Post by leerooooooy on May 17, 2017 17:30:05 GMT
The formula is almost certainly an approximation that only works for far lower speeds and energies. Just like how kinetic energy = 1/2mv^2 breaks down completely for v near the speed of light



Post by matterbeam on May 17, 2017 17:33:26 GMT
The formula is almost certainly an approximation that only works for far lower speeds and energies. Just like how kinetic energy = 1/2mv^2 breaks down completely for v near the speed of light So which model is appropriate?



Post by Enderminion on May 17, 2017 22:13:28 GMT
4Tj of heat but how much radiation and plasma/light?



Post by n2maniac on May 18, 2017 7:52:29 GMT
Units do not match up in the equation. Right side is unitless. Left numerator is velocity. Denominator is sqrt(energy), which is a factor of sqrt(mass) away from matching up. I think it is probably meant to be sqrt(2E/C), but the C got omitted somewhere and now people just look at a table for the value of sqrt(2E). Taking the limit as C>>M, the value of V should be a bounded constant.
Relativity can still be ignored here.



Post by underwhelmed on May 19, 2017 13:36:39 GMT
Wiki says sqrt(2E) is the Gurney constant and has dimensions of velocity.



Post by leerooooooy on May 19, 2017 19:41:14 GMT
Wiki says sqrt(2E) is the Gurney constant and has dimensions of velocity. Then the formula cannot be applied here because metal is not an explosive and there is no way to calculate said constant for it



Post by n2maniac on May 20, 2017 0:16:09 GMT
Wiki says sqrt(2E) is the Gurney constant and has dimensions of velocity. Okay, but inputting total energy applied to the Be will need mass divided somewhere for units to be correct.

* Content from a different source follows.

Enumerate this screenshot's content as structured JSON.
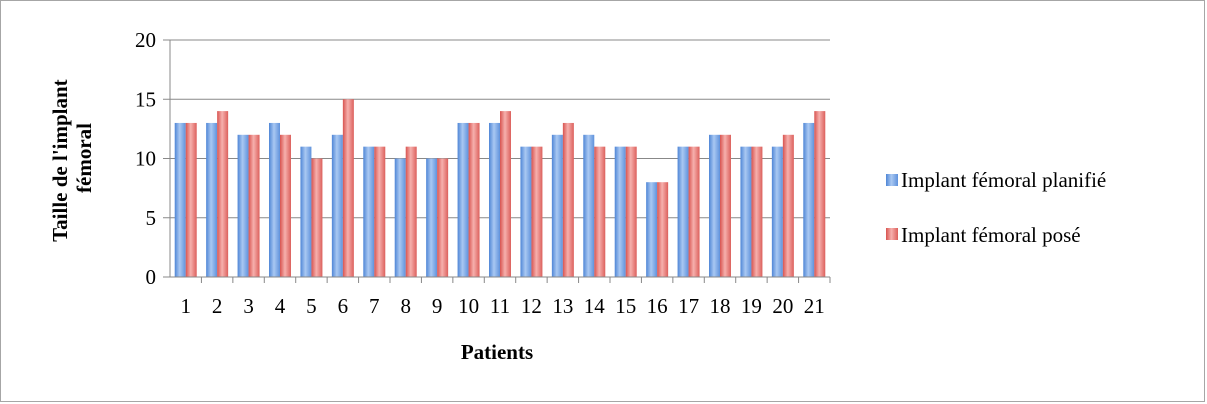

Post by matterbeam on May 20, 2017 11:59:16 GMT
Wiki says sqrt(2E) is the Gurney constant and has dimensions of velocity. Okay, but inputting total energy applied to the Be will need mass divided somewhere for units to be correct. Further research into conventional explosives (which probably put me on a list somewhere) shows that the Gurney constant is an energy density. However, there is not simple relationship between energy density and detonation velocity because the explosive gasses have different molecular weights. So, for most hydrocarbons at 23000K temperatures, detonation velocity is a third of the gurney constant. It cannot be scaled up accurately to nuclear levels of energy or with any propellant.

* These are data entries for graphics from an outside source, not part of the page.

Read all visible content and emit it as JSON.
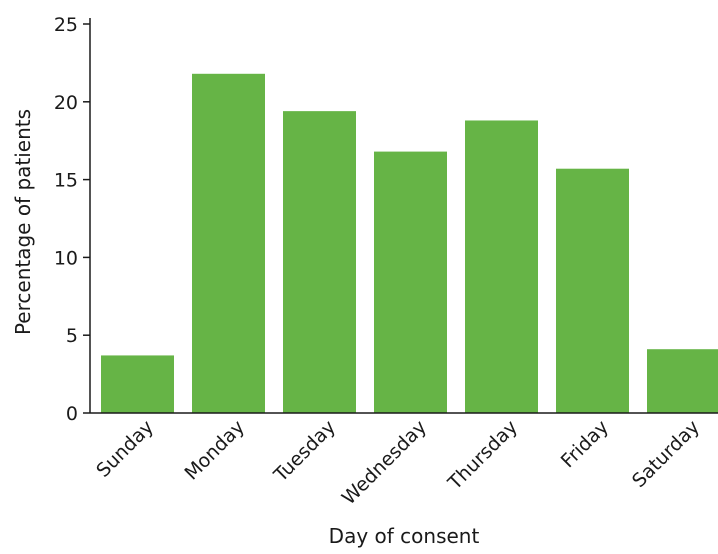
{
  "chart_data": {
    "type": "bar",
    "categories": [
      "Sunday",
      "Monday",
      "Tuesday",
      "Wednesday",
      "Thursday",
      "Friday",
      "Saturday"
    ],
    "values": [
      3.7,
      21.8,
      19.4,
      16.8,
      18.8,
      15.7,
      4.1
    ],
    "xlabel": "Day of consent",
    "ylabel": "Percentage of patients",
    "ylim": [
      0,
      25
    ],
    "yticks": [
      "0",
      "5",
      "10",
      "15",
      "20",
      "25"
    ],
    "bar_color": "#66b446",
    "grid": false,
    "legend": "none"
  }
}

Post by n2maniac on May 21, 2017 6:25:44 GMT
Sanity check: over how long does the nuclear blast last?



Post by matterbeam on May 21, 2017 10:27:06 GMT
Sanity check: over how long does the nuclear blast last? 10 nanoseconds.

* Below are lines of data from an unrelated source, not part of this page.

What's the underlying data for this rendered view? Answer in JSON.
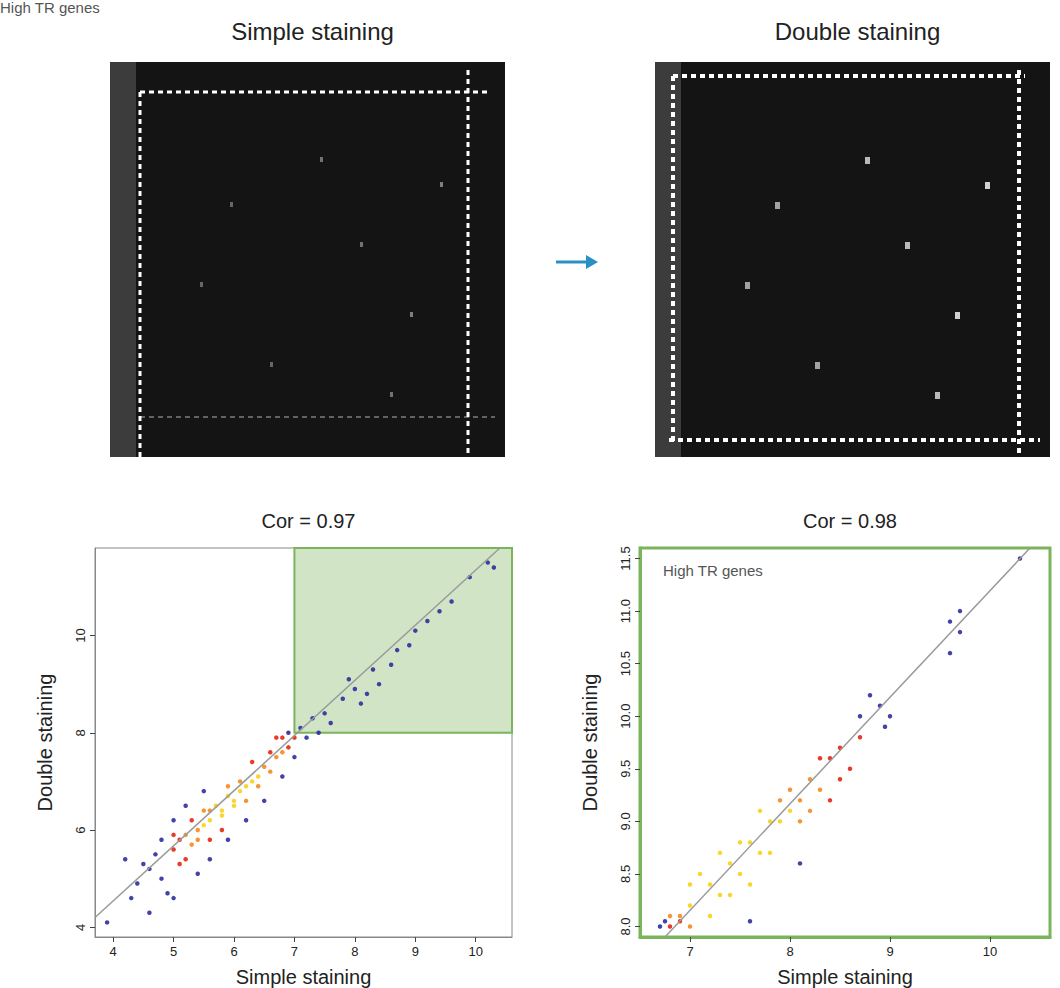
{
  "images": {
    "panels": [
      {
        "title": "Simple staining"
      },
      {
        "title": "Double staining"
      }
    ]
  },
  "chart_data": [
    {
      "type": "scatter",
      "title": "Cor = 0.97",
      "x_label": "Simple staining",
      "y_label": "Double staining",
      "xlim": [
        3.7,
        10.6
      ],
      "ylim": [
        3.8,
        11.8
      ],
      "xticks": [
        4,
        5,
        6,
        7,
        8,
        9,
        10
      ],
      "yticks": [
        4,
        6,
        8,
        10
      ],
      "grid": false,
      "annotations": [
        {
          "text": "High TR genes",
          "x": [
            7,
            10.6
          ],
          "y": [
            8,
            11.8
          ]
        }
      ],
      "series": [
        {
          "type": "scatter",
          "color": "#2e2e9e",
          "x": [
            4.7,
            4.8,
            4.9,
            4.6,
            5.0,
            4.5,
            4.2,
            4.3,
            3.9,
            4.8,
            5.0,
            5.2,
            5.5,
            5.4,
            5.6,
            5.9,
            6.2,
            6.5,
            6.8,
            7.0,
            6.9,
            7.1,
            7.2,
            7.3,
            7.5,
            7.6,
            7.8,
            8.0,
            8.1,
            8.3,
            8.4,
            8.6,
            8.7,
            8.9,
            9.0,
            9.2,
            9.4,
            9.6,
            9.9,
            10.2,
            10.3,
            7.9,
            8.2,
            7.4,
            4.4,
            4.6
          ],
          "y": [
            5.5,
            5.0,
            4.7,
            5.2,
            4.6,
            5.3,
            5.4,
            4.6,
            4.1,
            5.8,
            6.2,
            6.5,
            6.8,
            5.1,
            5.4,
            5.8,
            6.2,
            6.6,
            7.1,
            7.5,
            8.0,
            8.1,
            7.9,
            8.3,
            8.4,
            8.2,
            8.7,
            8.9,
            8.6,
            9.3,
            9.0,
            9.4,
            9.7,
            9.8,
            10.1,
            10.3,
            10.5,
            10.7,
            11.2,
            11.5,
            11.4,
            9.1,
            8.8,
            8.0,
            4.9,
            4.3
          ]
        },
        {
          "type": "scatter",
          "color": "#e52612",
          "x": [
            5.0,
            5.1,
            5.0,
            5.3,
            5.2,
            6.8,
            6.9,
            6.6,
            6.3,
            5.6,
            5.8,
            5.1,
            6.7,
            7.0
          ],
          "y": [
            5.6,
            5.3,
            5.9,
            6.2,
            5.4,
            7.9,
            7.7,
            7.6,
            7.4,
            5.8,
            6.0,
            5.8,
            7.9,
            7.9
          ]
        },
        {
          "type": "scatter",
          "color": "#f58a1f",
          "x": [
            5.2,
            5.4,
            5.3,
            5.6,
            6.5,
            6.6,
            6.7,
            5.5,
            6.2,
            6.4,
            5.9,
            6.1,
            5.4,
            6.8
          ],
          "y": [
            5.9,
            6.0,
            5.7,
            6.4,
            7.3,
            7.2,
            7.5,
            6.4,
            6.6,
            6.9,
            6.9,
            7.0,
            5.8,
            7.6
          ]
        },
        {
          "type": "scatter",
          "color": "#f7d21a",
          "x": [
            5.6,
            5.8,
            6.0,
            6.2,
            6.4,
            5.7,
            5.9,
            6.1,
            6.3,
            5.5,
            6.0,
            5.8
          ],
          "y": [
            6.2,
            6.4,
            6.6,
            6.9,
            7.1,
            6.5,
            6.7,
            6.8,
            7.0,
            6.1,
            6.5,
            6.3
          ]
        },
        {
          "type": "line",
          "color": "#9a9a9a",
          "x": [
            3.7,
            10.4
          ],
          "y": [
            4.2,
            11.8
          ]
        }
      ]
    },
    {
      "type": "scatter",
      "title": "Cor = 0.98",
      "x_label": "Simple staining",
      "y_label": "Double staining",
      "xlim": [
        6.5,
        10.6
      ],
      "ylim": [
        7.9,
        11.6
      ],
      "xticks": [
        7,
        8,
        9,
        10
      ],
      "yticks": [
        {
          "value": 8,
          "label": "8.0"
        },
        8.5,
        {
          "value": 9,
          "label": "9.0"
        },
        9.5,
        {
          "value": 10,
          "label": "10.0"
        },
        10.5,
        {
          "value": 11,
          "label": "11.0"
        },
        11.5
      ],
      "grid": false,
      "annotations": [
        {
          "text": "High TR genes"
        }
      ],
      "series": [
        {
          "type": "scatter",
          "color": "#2e2e9e",
          "x": [
            6.7,
            6.75,
            7.6,
            8.9,
            9.0,
            8.8,
            8.95,
            8.7,
            9.6,
            9.7,
            9.6,
            9.7,
            10.3,
            8.1
          ],
          "y": [
            8.0,
            8.05,
            8.05,
            10.1,
            10.0,
            10.2,
            9.9,
            10.0,
            10.9,
            11.0,
            10.6,
            10.8,
            11.5,
            8.6
          ]
        },
        {
          "type": "scatter",
          "color": "#e52612",
          "x": [
            6.8,
            6.9,
            8.4,
            8.5,
            8.6,
            8.3,
            8.7,
            8.5,
            8.4
          ],
          "y": [
            8.0,
            8.05,
            9.6,
            9.7,
            9.5,
            9.6,
            9.8,
            9.4,
            9.2
          ]
        },
        {
          "type": "scatter",
          "color": "#f58a1f",
          "x": [
            6.9,
            7.0,
            8.0,
            8.1,
            8.2,
            8.3,
            8.1,
            7.9,
            8.2,
            6.8
          ],
          "y": [
            8.1,
            8.0,
            9.3,
            9.2,
            9.4,
            9.3,
            9.0,
            9.2,
            9.1,
            8.1
          ]
        },
        {
          "type": "scatter",
          "color": "#f7d21a",
          "x": [
            7.0,
            7.2,
            7.3,
            7.4,
            7.5,
            7.6,
            7.7,
            7.8,
            7.9,
            7.1,
            7.3,
            7.5,
            7.6,
            7.8,
            8.0,
            7.2,
            7.4,
            7.0,
            7.7
          ],
          "y": [
            8.2,
            8.4,
            8.3,
            8.6,
            8.5,
            8.8,
            8.7,
            9.0,
            9.0,
            8.5,
            8.7,
            8.8,
            8.4,
            8.7,
            9.1,
            8.1,
            8.3,
            8.4,
            9.1
          ]
        },
        {
          "type": "line",
          "color": "#9a9a9a",
          "x": [
            6.75,
            10.4
          ],
          "y": [
            7.9,
            11.6
          ]
        }
      ]
    }
  ]
}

Post by Enderminion on May 21, 2017 14:44:12 GMT
Sanity check: over how long does the nuclear blast last? 10 nanoseconds. thats how long a fission reaction takes, since its a CHAIN reaction I would say <200 nanoseconds



Post by n2maniac on May 21, 2017 15:47:43 GMT
Okay, so I would be suspicious of seeing a <200mm thick piece of Be absorb that and tries to push something much faster than 200mm/200ns = 1000km/s (dissassembles itself more efficiently as this ratio is approached). Not itself necessarily a limitation. Echoing leerooooooy , the piece of Be will not act like an explosive. It is going to be heated more uniformly by the blast. I think all this really changes is that less energy is forced to go into the Be. This may require a different model.